Last week’s elections point to a Democratic party sweep in the Village. The final results will not be certified until after this article goes to press. At this point, Ben Gajewski and Bob Wilcox, with heavy support from the historic preservation lobby, are in position to win seats on the Village Board. That would put four Democrats in a supermajority.
John Fox and Tom LaGrou are currently in third and fourth place, despite being majority party incumbents with a record of significant accomplishment. Their marquis project was the Wadsworth Street sewer project which ended years of black gold bubbling up into my neighborhood.
John and Tom also supported rational expenditures for the preservation of the Geneseo Building on Main Street. However the new team has promised to entice the Town Government back to Main Street and bring more tax dollars into that project.
The pendulum swings back and forth in the Village of Geneseo between spending priorities for infrastructure (water, sewer, roads) and historic preservation. We spend on historic preservation until the sewage comes bubbling out the ground. We fix it and swing back the other way.

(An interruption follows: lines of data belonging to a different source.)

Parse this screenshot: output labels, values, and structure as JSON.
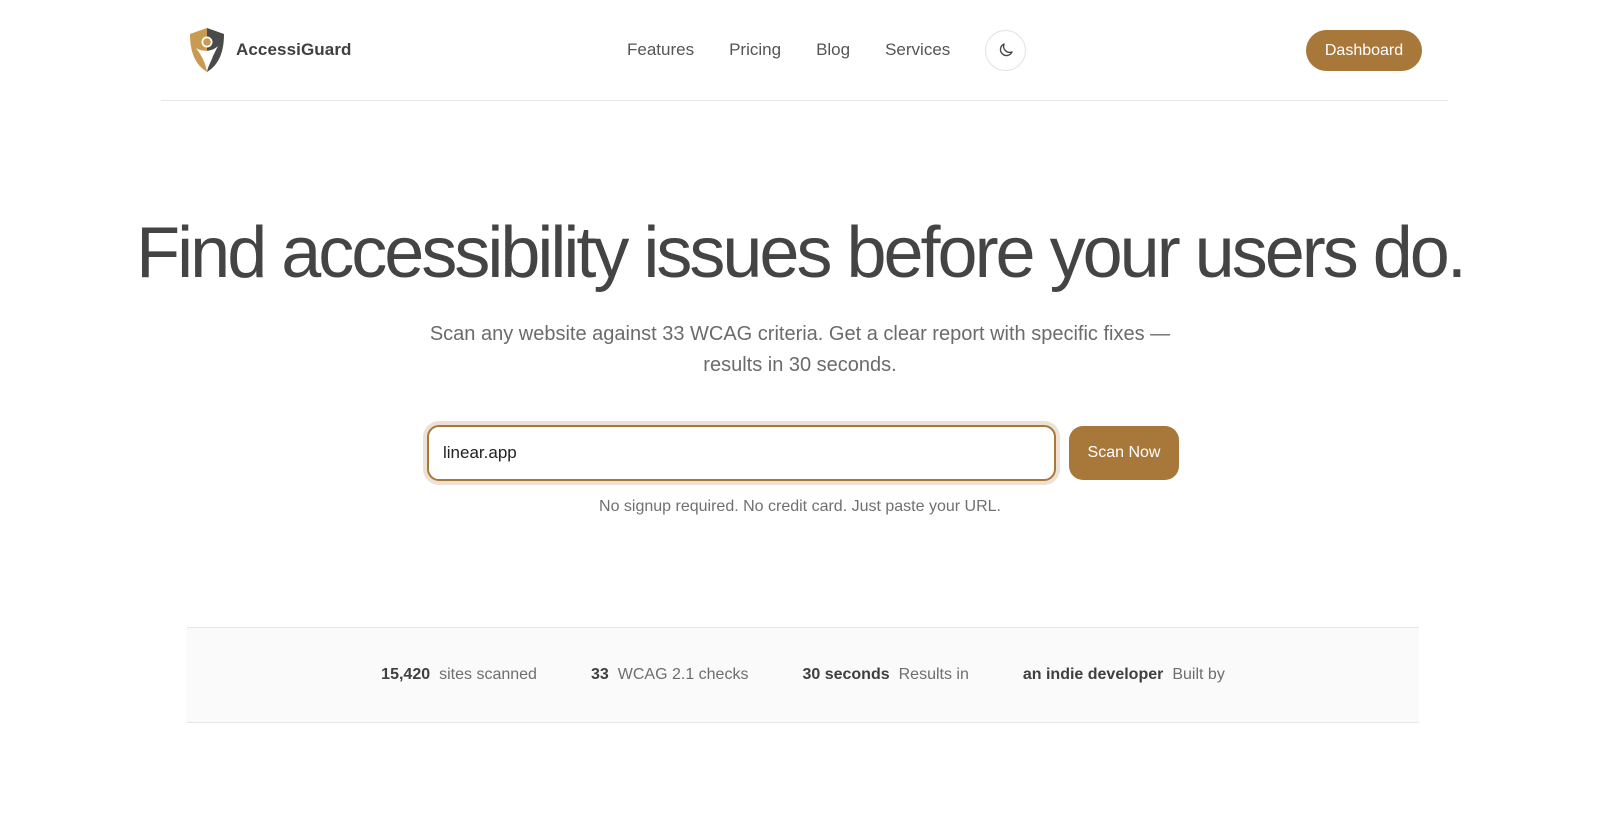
{
  "brand": {
    "name": "AccessiGuard",
    "accent_color": "#a8783a",
    "logo_icon": "shield-person-icon"
  },
  "nav": {
    "links": [
      {
        "label": "Features"
      },
      {
        "label": "Pricing"
      },
      {
        "label": "Blog"
      },
      {
        "label": "Services"
      }
    ],
    "theme_toggle_icon": "moon-icon",
    "dashboard_label": "Dashboard"
  },
  "hero": {
    "title": "Find accessibility issues before your users do.",
    "subtitle": "Scan any website against 33 WCAG criteria. Get a clear report with specific fixes — results in 30 seconds.",
    "url_input_value": "linear.app",
    "scan_button_label": "Scan Now",
    "note": "No signup required. No credit card. Just paste your URL."
  },
  "stats": [
    {
      "value": "15,420",
      "label": "sites scanned"
    },
    {
      "value": "33",
      "label": "WCAG 2.1 checks"
    },
    {
      "value": "30 seconds",
      "label": "Results in"
    },
    {
      "value": "an indie developer",
      "label": "Built by"
    }
  ]
}
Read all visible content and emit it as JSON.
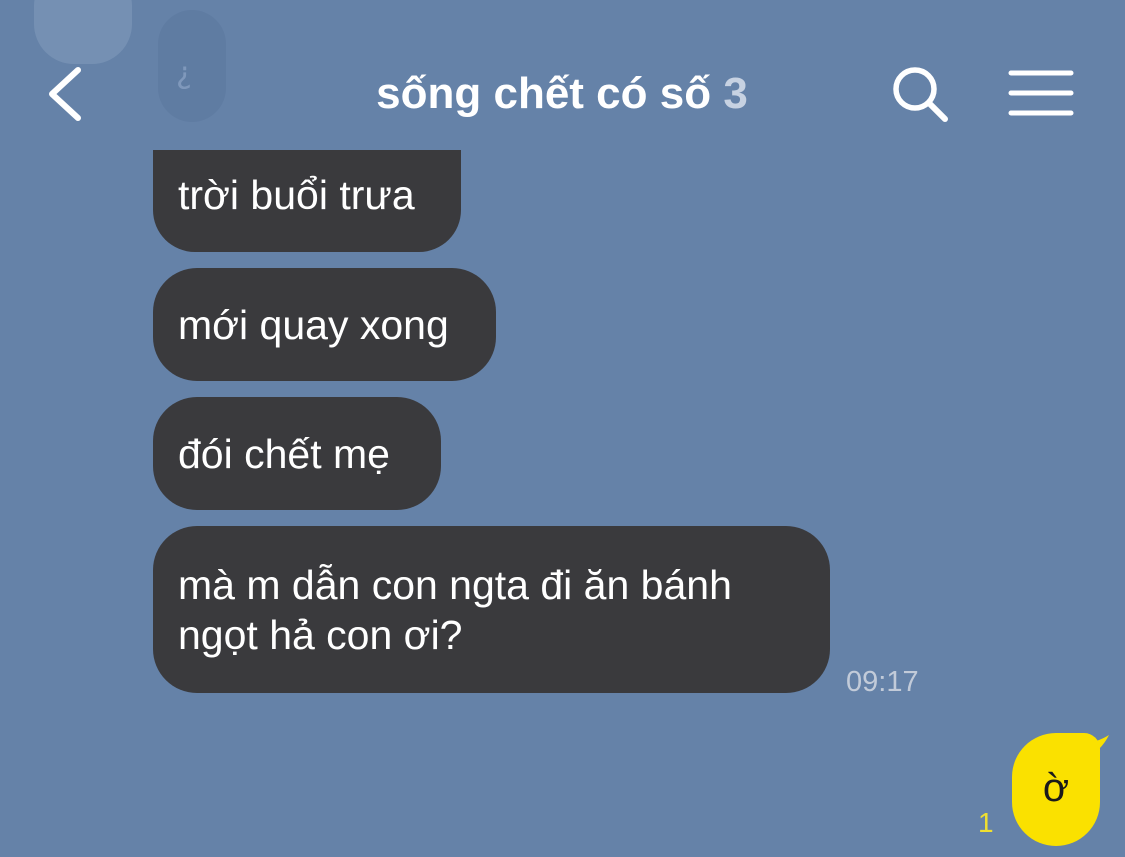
{
  "header": {
    "title": "sống chết có số",
    "member_count": "3",
    "back_icon": "chevron-left-icon",
    "search_icon": "search-icon",
    "menu_icon": "hamburger-menu-icon"
  },
  "ghost": {
    "mark": "¿"
  },
  "messages": [
    {
      "text": "trời buổi trưa"
    },
    {
      "text": "mới quay xong"
    },
    {
      "text": "đói chết mẹ"
    },
    {
      "text": "mà m dẫn con ngta đi ăn bánh ngọt hả con ơi?",
      "time": "09:17"
    }
  ],
  "my_message": {
    "text": "ờ",
    "unread_count": "1"
  },
  "colors": {
    "background": "#6582a8",
    "incoming_bubble": "#3a3a3d",
    "outgoing_bubble": "#fae100",
    "unread": "#f0e030"
  }
}
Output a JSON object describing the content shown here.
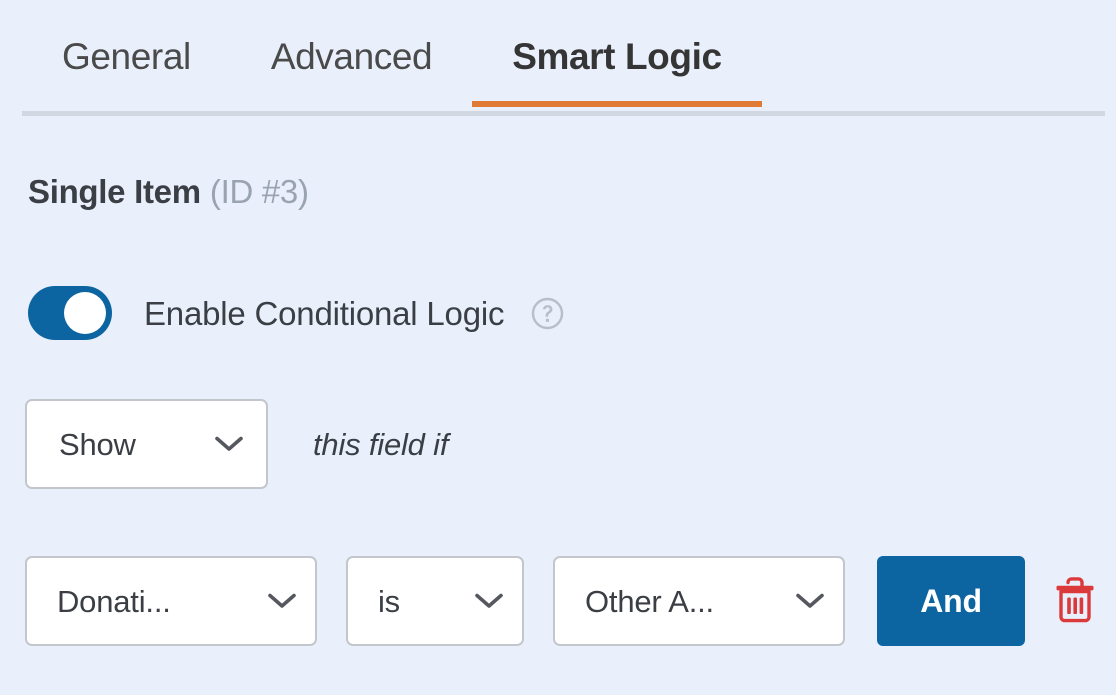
{
  "colors": {
    "page_bg": "#e9f0fb",
    "accent_orange": "#e07a35",
    "accent_blue": "#0c64a0",
    "danger_red": "#dc3a3a",
    "text_dark": "#3b3f45",
    "text_muted": "#9aa4b1",
    "border_gray": "#c3c7cc",
    "divider": "#d2d8e2"
  },
  "tabs": [
    {
      "label": "General",
      "active": false
    },
    {
      "label": "Advanced",
      "active": false
    },
    {
      "label": "Smart Logic",
      "active": true
    }
  ],
  "field": {
    "name": "Single Item",
    "id_label": "(ID #3)"
  },
  "conditional_logic": {
    "toggle_label": "Enable Conditional Logic",
    "toggle_state": "on",
    "help_icon": "question-circle-icon",
    "action_select": {
      "value": "Show",
      "chevron": "chevron-down-icon"
    },
    "sentence_text": "this field if",
    "rule": {
      "field_select": {
        "value": "Donati...",
        "chevron": "chevron-down-icon"
      },
      "operator_select": {
        "value": "is",
        "chevron": "chevron-down-icon"
      },
      "value_select": {
        "value": "Other A...",
        "chevron": "chevron-down-icon"
      },
      "and_button_label": "And",
      "delete_icon": "trash-icon"
    }
  }
}
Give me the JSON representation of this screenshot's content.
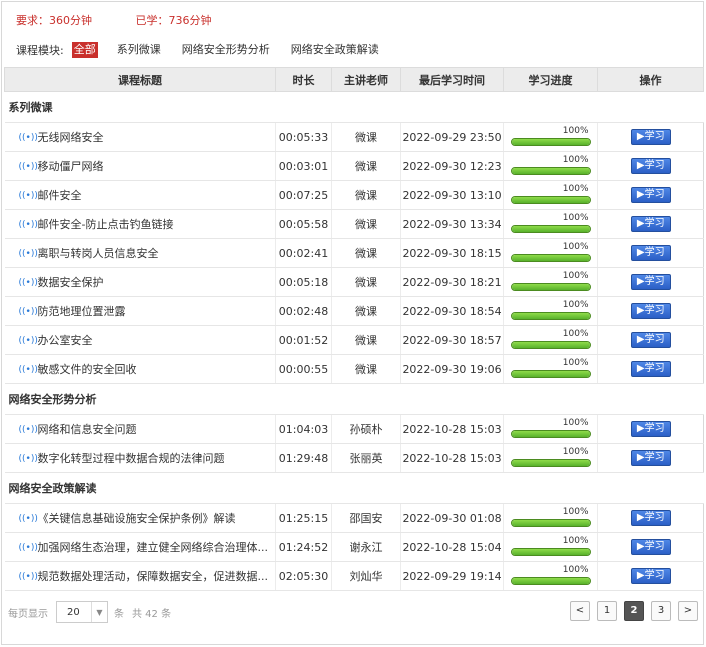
{
  "summary": {
    "required": "要求：360分钟",
    "learned": "已学：736分钟"
  },
  "modules": {
    "label": "课程模块:",
    "tabs": [
      "全部",
      "系列微课",
      "网络安全形势分析",
      "网络安全政策解读"
    ],
    "active": 0
  },
  "table": {
    "headers": [
      "课程标题",
      "时长",
      "主讲老师",
      "最后学习时间",
      "学习进度",
      "操作"
    ],
    "groups": [
      {
        "name": "系列微课",
        "rows": [
          {
            "title": "无线网络安全",
            "duration": "00:05:33",
            "teacher": "微课",
            "last": "2022-09-29 23:50",
            "progress": "100%",
            "action": "学习"
          },
          {
            "title": "移动僵尸网络",
            "duration": "00:03:01",
            "teacher": "微课",
            "last": "2022-09-30 12:23",
            "progress": "100%",
            "action": "学习"
          },
          {
            "title": "邮件安全",
            "duration": "00:07:25",
            "teacher": "微课",
            "last": "2022-09-30 13:10",
            "progress": "100%",
            "action": "学习"
          },
          {
            "title": "邮件安全-防止点击钓鱼链接",
            "duration": "00:05:58",
            "teacher": "微课",
            "last": "2022-09-30 13:34",
            "progress": "100%",
            "action": "学习"
          },
          {
            "title": "离职与转岗人员信息安全",
            "duration": "00:02:41",
            "teacher": "微课",
            "last": "2022-09-30 18:15",
            "progress": "100%",
            "action": "学习"
          },
          {
            "title": "数据安全保护",
            "duration": "00:05:18",
            "teacher": "微课",
            "last": "2022-09-30 18:21",
            "progress": "100%",
            "action": "学习"
          },
          {
            "title": "防范地理位置泄露",
            "duration": "00:02:48",
            "teacher": "微课",
            "last": "2022-09-30 18:54",
            "progress": "100%",
            "action": "学习"
          },
          {
            "title": "办公室安全",
            "duration": "00:01:52",
            "teacher": "微课",
            "last": "2022-09-30 18:57",
            "progress": "100%",
            "action": "学习"
          },
          {
            "title": "敏感文件的安全回收",
            "duration": "00:00:55",
            "teacher": "微课",
            "last": "2022-09-30 19:06",
            "progress": "100%",
            "action": "学习"
          }
        ]
      },
      {
        "name": "网络安全形势分析",
        "rows": [
          {
            "title": "网络和信息安全问题",
            "duration": "01:04:03",
            "teacher": "孙硕朴",
            "last": "2022-10-28 15:03",
            "progress": "100%",
            "action": "学习"
          },
          {
            "title": "数字化转型过程中数据合规的法律问题",
            "duration": "01:29:48",
            "teacher": "张丽英",
            "last": "2022-10-28 15:03",
            "progress": "100%",
            "action": "学习"
          }
        ]
      },
      {
        "name": "网络安全政策解读",
        "rows": [
          {
            "title": "《关键信息基础设施安全保护条例》解读",
            "duration": "01:25:15",
            "teacher": "邵国安",
            "last": "2022-09-30 01:08",
            "progress": "100%",
            "action": "学习"
          },
          {
            "title": "加强网络生态治理，建立健全网络综合治理体...",
            "duration": "01:24:52",
            "teacher": "谢永江",
            "last": "2022-10-28 15:04",
            "progress": "100%",
            "action": "学习"
          },
          {
            "title": "规范数据处理活动，保障数据安全，促进数据...",
            "duration": "02:05:30",
            "teacher": "刘灿华",
            "last": "2022-09-29 19:14",
            "progress": "100%",
            "action": "学习"
          }
        ]
      }
    ]
  },
  "footer": {
    "per_page_label": "每页显示",
    "per_page_value": "20",
    "unit": "条",
    "total": "共 42 条",
    "pages": [
      "<",
      "1",
      "2",
      "3",
      ">"
    ],
    "current_page": "2"
  },
  "colors": {
    "accent_red": "#c9302c",
    "button_blue": "#2b5fc6",
    "progress_green": "#58b12c"
  },
  "icons": {
    "course": "wireless-icon",
    "select_arrow": "chevron-down-icon"
  }
}
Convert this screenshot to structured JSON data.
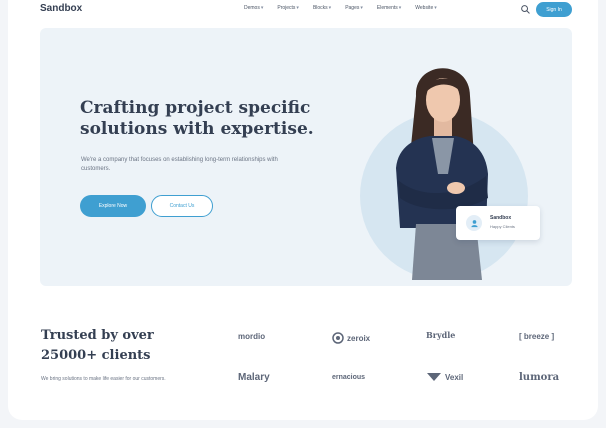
{
  "header": {
    "logo": "Sandbox",
    "nav": [
      {
        "label": "Demos",
        "chevron": "▾"
      },
      {
        "label": "Projects",
        "chevron": "▾"
      },
      {
        "label": "Blocks",
        "chevron": "▾"
      },
      {
        "label": "Pages",
        "chevron": "▾"
      },
      {
        "label": "Elements",
        "chevron": "▾"
      },
      {
        "label": "Website",
        "chevron": "▾"
      }
    ],
    "search_icon": "search-icon",
    "signin_label": "Sign In"
  },
  "hero": {
    "title": "Crafting project specific solutions with expertise.",
    "text": "We're a company that focuses on establishing long-term relationships with customers.",
    "primary_button": "Explore Now",
    "secondary_button": "Contact Us",
    "card": {
      "title": "Sandbox",
      "subtitle": "Happy Clients",
      "icon": "user-icon"
    }
  },
  "clients": {
    "title": "Trusted by over 25000+ clients",
    "text": "We bring solutions to make life easier for our customers.",
    "logos": [
      "mordio",
      "zeroix",
      "Brydle",
      "[ breeze ]",
      "Malary",
      "ernacious",
      "Vexil",
      "lumora"
    ]
  },
  "colors": {
    "accent": "#3f9fd1",
    "hero_bg": "#edf3f8",
    "heading": "#343f52"
  }
}
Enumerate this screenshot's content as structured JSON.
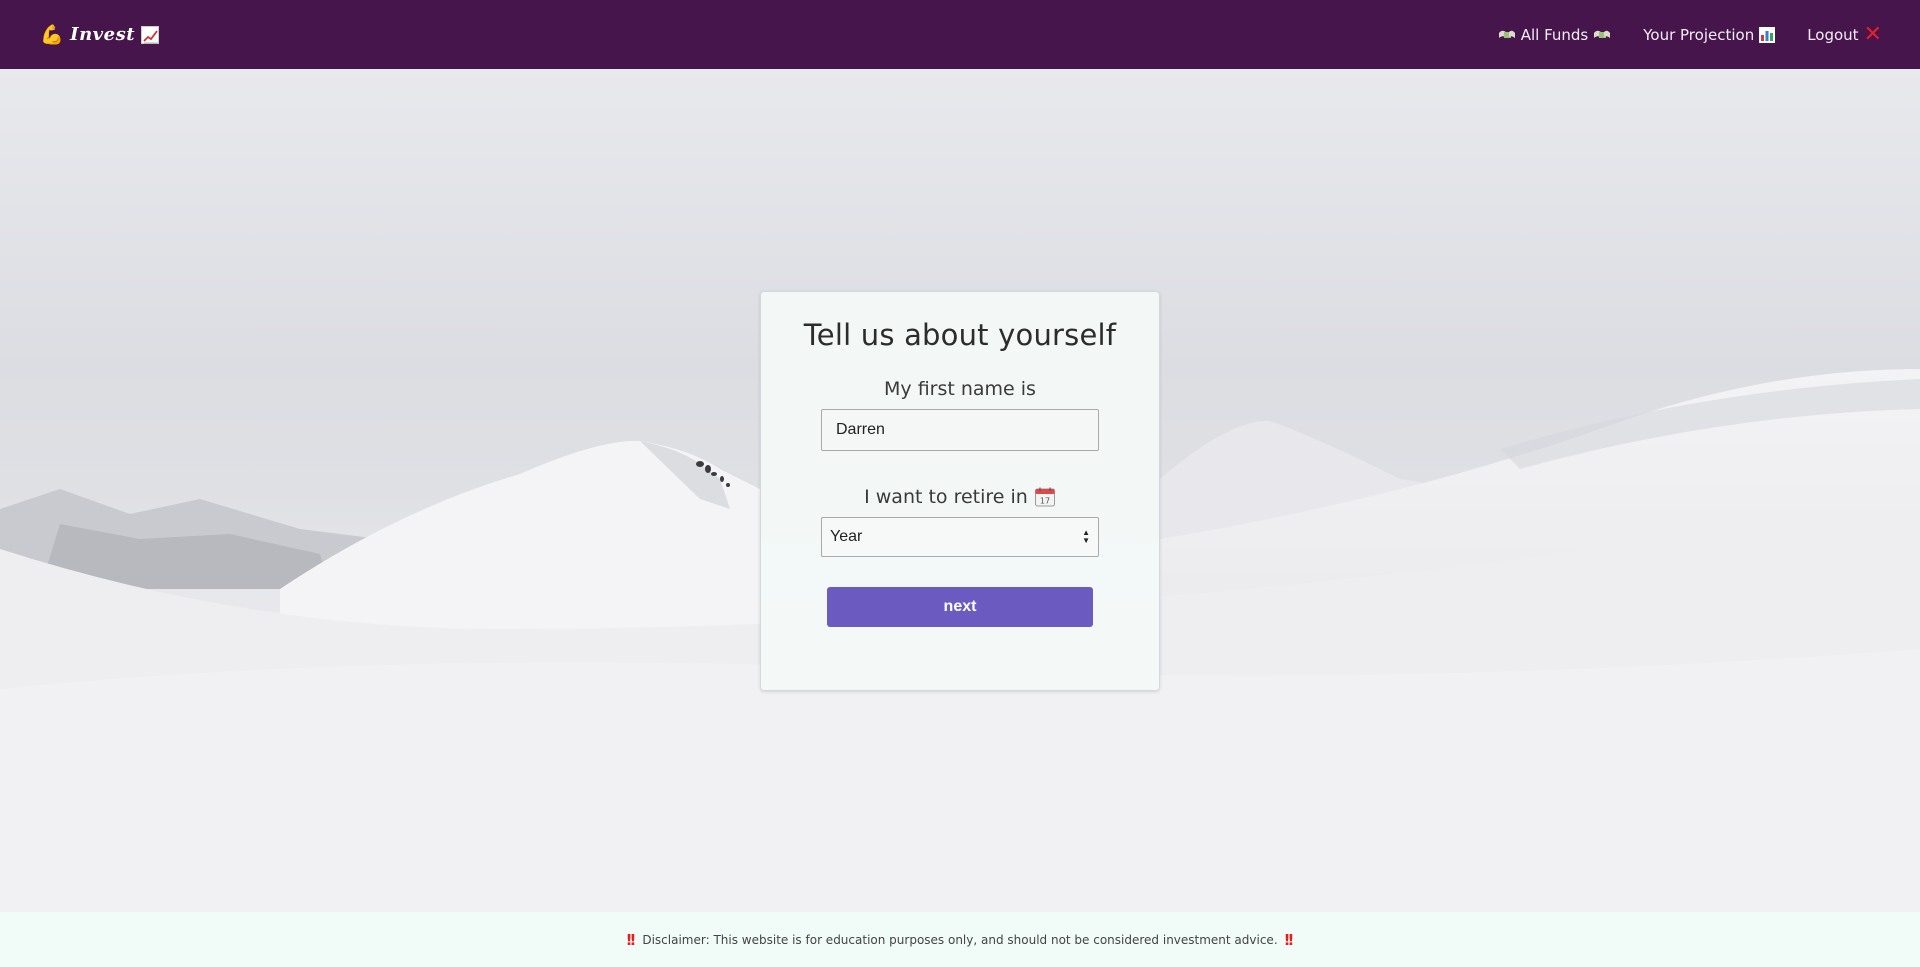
{
  "navbar": {
    "brand_text": "Invest",
    "brand_icon_left": "flexed-biceps-icon",
    "brand_icon_right": "chart-increasing-icon",
    "links": [
      {
        "label": "All Funds",
        "icon": "money-with-wings-icon"
      },
      {
        "label": "Your Projection",
        "icon": "bar-chart-icon"
      },
      {
        "label": "Logout",
        "icon": "cross-mark-icon"
      }
    ],
    "background_color": "#45154c"
  },
  "form": {
    "title": "Tell us about yourself",
    "name_label": "My first name is",
    "name_value": "Darren",
    "retire_label": "I want to retire in",
    "retire_icon": "calendar-icon",
    "retire_select_value": "Year",
    "submit_label": "next",
    "accent_color": "#6b5ac0"
  },
  "footer": {
    "disclaimer": "Disclaimer: This website is for education purposes only, and should not be considered investment advice.",
    "icon": "double-exclamation-icon"
  }
}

On Wadsworth Street, we are grateful to John and Tom for the attention they gave to a part of the Village outside the National Historic Landmark District, a part of town that has never been on the radar screen of the historic preservation lobby.
The political party leadership in Geneseo can confuse you, because the issues they care about locally don’t line up very well with the positions their parties take nationally.
Locally, Democrats vehemently oppose big box stores, yet in the last presidential election, Big Box retail donated overwhelmingly to the Clinton and Obama campaigns.
The woman who led the pitch team that brought the Super Walmart to Geneseo was a former Clinton administration official. We forget that both the Clintons and Walmart came to us from Arkansas.
Nationally, the Democrat leadership advocates for infrastructure improvement. Locally, it’s tough to get them to focus on it. Nationally, the Democrat leadership stands up for the little guy. Locally, they advocate for a gated community and look the other way when their own party members lose their jobs.
Nationally, Republicans are shamelessly pro-business. Locally, they will say that privately, but never say it publicly for fear of arousing opposition. When local Republicans try to make that case, they are shoved aside by the leadership of the Geneseo Town Committee that is tied tightly to the historic preservation lobby. That leadership just hung Tom and John out to dry with a milk toast campaign.
I think that it is time for the County Leadership in both parties to take a hard look at what the Geneseo Town Committees are doing in nominating candidates, defining issues, and running campaigns.
It would be much less confusing to the rank and file members of both parties who seem to express little confidence by their poor attendance on Election Day. If the Republicans cleaned up their house first, the Democrats would be forced to move back to the center.